Aktivis perempuan, Irma Hutabarat mengungkap jika ada yang janggal ketika dua senjata Brigadir J tidak dalam penguasaannya.
Dari sana menjadi jawaban mengapa Brigadir J tidak bisa bela diri menggunakan senjatanya ketika akan dieksekusi Bharada E atas perintah Ferdy Sambo.
Beberapa jam sebelum Brigadir J dihabisi ternyata dua senjata miliknya diduga ada dalam penguasaan istri Ferdy Sambo, Putri Candrawathi.
Dengan penguasaan dua senjata oleh Putri, disebut-sebut Brigadir J sampai mengirim chat meminta agar senjatanya dikembalikan.
Irma Hutabarat mengungkap permintaan yang dinilai tidak lazim ketika Brigadir J masih hidup, yakni meminta senjatanya pada Putri.
Tentang hal itu, Irma Hutabarat mengatakan terungkap dalam isi chat WA Brigadir J kepada Putri Candrawathi.
Baca Juga: Tes Kepribadian: Apakah Anda Orang yang Perfeksionis dan Teliti? Ketahui lewat Objek pada Gambar Ini
Tentang permintaan tak lazim Brigadir J, diakui sudah diketahui Irma Hutabarat.
Dikatakan Irma Hutabarat, permintaan Brigadir J itu diketahui beberapa jam sebelum sang ajudan dibantai di Duren Tiga, Jakarta Selatan pada Jumat (8/7/2022).
Hingga sejauh ini hanya ada keterangan dari para tersangka yang dikonsumsi publik, dengan tingkat kebenaran yang masih dipertanyakan.

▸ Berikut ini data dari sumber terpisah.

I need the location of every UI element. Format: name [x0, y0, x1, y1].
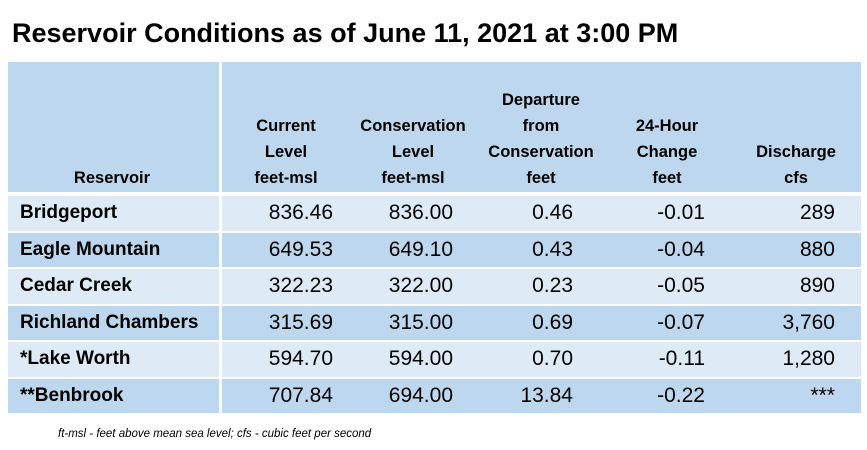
- header-discharge: Discharge cfs: [756, 143, 836, 187]
- header-departure: Departure from Conservation feet: [488, 91, 594, 187]
- conservation-value: 322.00: [388, 274, 453, 298]
- reservoir-name: Bridgeport: [20, 202, 118, 224]
- change-value: -0.07: [657, 310, 705, 334]
- reservoir-name: Richland Chambers: [20, 311, 199, 333]
- current-value: 322.23: [268, 274, 333, 298]
- table-header: Reservoir Current Level feet-msl Conserv…: [8, 62, 861, 194]
- discharge-value: ***: [810, 383, 835, 407]
- column-divider: [219, 342, 222, 377]
- departure-value: 13.84: [520, 383, 573, 407]
- conservation-value: 649.10: [388, 237, 453, 261]
- column-divider: [219, 196, 222, 231]
- conservation-value: 836.00: [388, 201, 453, 225]
- departure-value: 0.70: [532, 347, 573, 371]
- conservation-value: 315.00: [388, 310, 453, 334]
- current-value: 594.70: [268, 347, 333, 371]
- table-body: Bridgeport 836.46 836.00 0.46 -0.01 289 Eagle …: [8, 194, 861, 413]
- reservoir-name: *Lake Worth: [20, 348, 131, 370]
- header-24-hour-change: 24-Hour Change feet: [635, 117, 699, 187]
- change-value: -0.01: [657, 201, 705, 225]
- column-divider: [219, 269, 222, 304]
- discharge-value: 890: [799, 274, 835, 298]
- current-value: 707.84: [268, 383, 333, 407]
- current-value: 836.46: [268, 201, 333, 225]
- discharge-value: 3,760: [782, 310, 835, 334]
- table-row: Eagle Mountain 649.53 649.10 0.43 -0.04 880: [8, 230, 861, 267]
- reservoir-name: **Benbrook: [20, 384, 124, 406]
- column-divider: [219, 62, 222, 192]
- departure-value: 0.23: [532, 274, 573, 298]
- table-row: *Lake Worth 594.70 594.00 0.70 -0.11 1,280: [8, 340, 861, 377]
- change-value: -0.11: [658, 347, 705, 371]
- change-value: -0.04: [657, 237, 705, 261]
- reservoir-name: Eagle Mountain: [20, 238, 161, 260]
- column-divider: [219, 305, 222, 340]
- reservoir-name: Cedar Creek: [20, 275, 132, 297]
- discharge-value: 289: [799, 201, 835, 225]
- table-row: **Benbrook 707.84 694.00 13.84 -0.22 ***: [8, 376, 861, 413]
- header-reservoir: Reservoir: [73, 169, 151, 187]
- conservation-value: 694.00: [388, 383, 453, 407]
- departure-value: 0.43: [532, 237, 573, 261]
- departure-value: 0.46: [532, 201, 573, 225]
- footnote: ft-msl - feet above mean sea level; cfs …: [58, 428, 372, 440]
- conservation-value: 594.00: [388, 347, 453, 371]
- reservoir-table: Reservoir Current Level feet-msl Conserv…: [8, 62, 861, 413]
- column-divider: [219, 378, 222, 413]
- current-value: 649.53: [268, 237, 333, 261]
- change-value: -0.05: [657, 274, 705, 298]
- column-divider: [219, 232, 222, 267]
- current-value: 315.69: [268, 310, 333, 334]
- table-row: Bridgeport 836.46 836.00 0.46 -0.01 289: [8, 194, 861, 231]
- header-conservation-level: Conservation Level feet-msl: [360, 117, 466, 187]
- discharge-value: 880: [799, 237, 835, 261]
- discharge-value: 1,280: [782, 347, 835, 371]
- change-value: -0.22: [657, 383, 705, 407]
- table-row: Richland Chambers 315.69 315.00 0.69 -0.07 3,…: [8, 303, 861, 340]
- table-row: Cedar Creek 322.23 322.00 0.23 -0.05 890: [8, 267, 861, 304]
- page-title: Reservoir Conditions as of June 11, 2021…: [12, 18, 679, 48]
- departure-value: 0.69: [532, 310, 573, 334]
- header-current-level: Current Level feet-msl: [254, 117, 318, 187]
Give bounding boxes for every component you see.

Keterangan kelima tersangka diragukan lantaran antara Ferdy Sambo, Putri Candrawathi, Kuat Ma'ruf, Bripka RR, dan Bharada E, pernah bersekongkol memberi keterangan palsu.
Mereka bersekongkol tentang baku tembak dan pemerkosaan di rumah dinas Kadiv Propam Polri di Duren Tiga, Jakarta Selatan.
Hampir tiga bulan lamanya kasus pembunuhan Brigadir J diselimuti misteri tentang apa motif sebenarnya sang ajudan harus mati dengan cara sadis.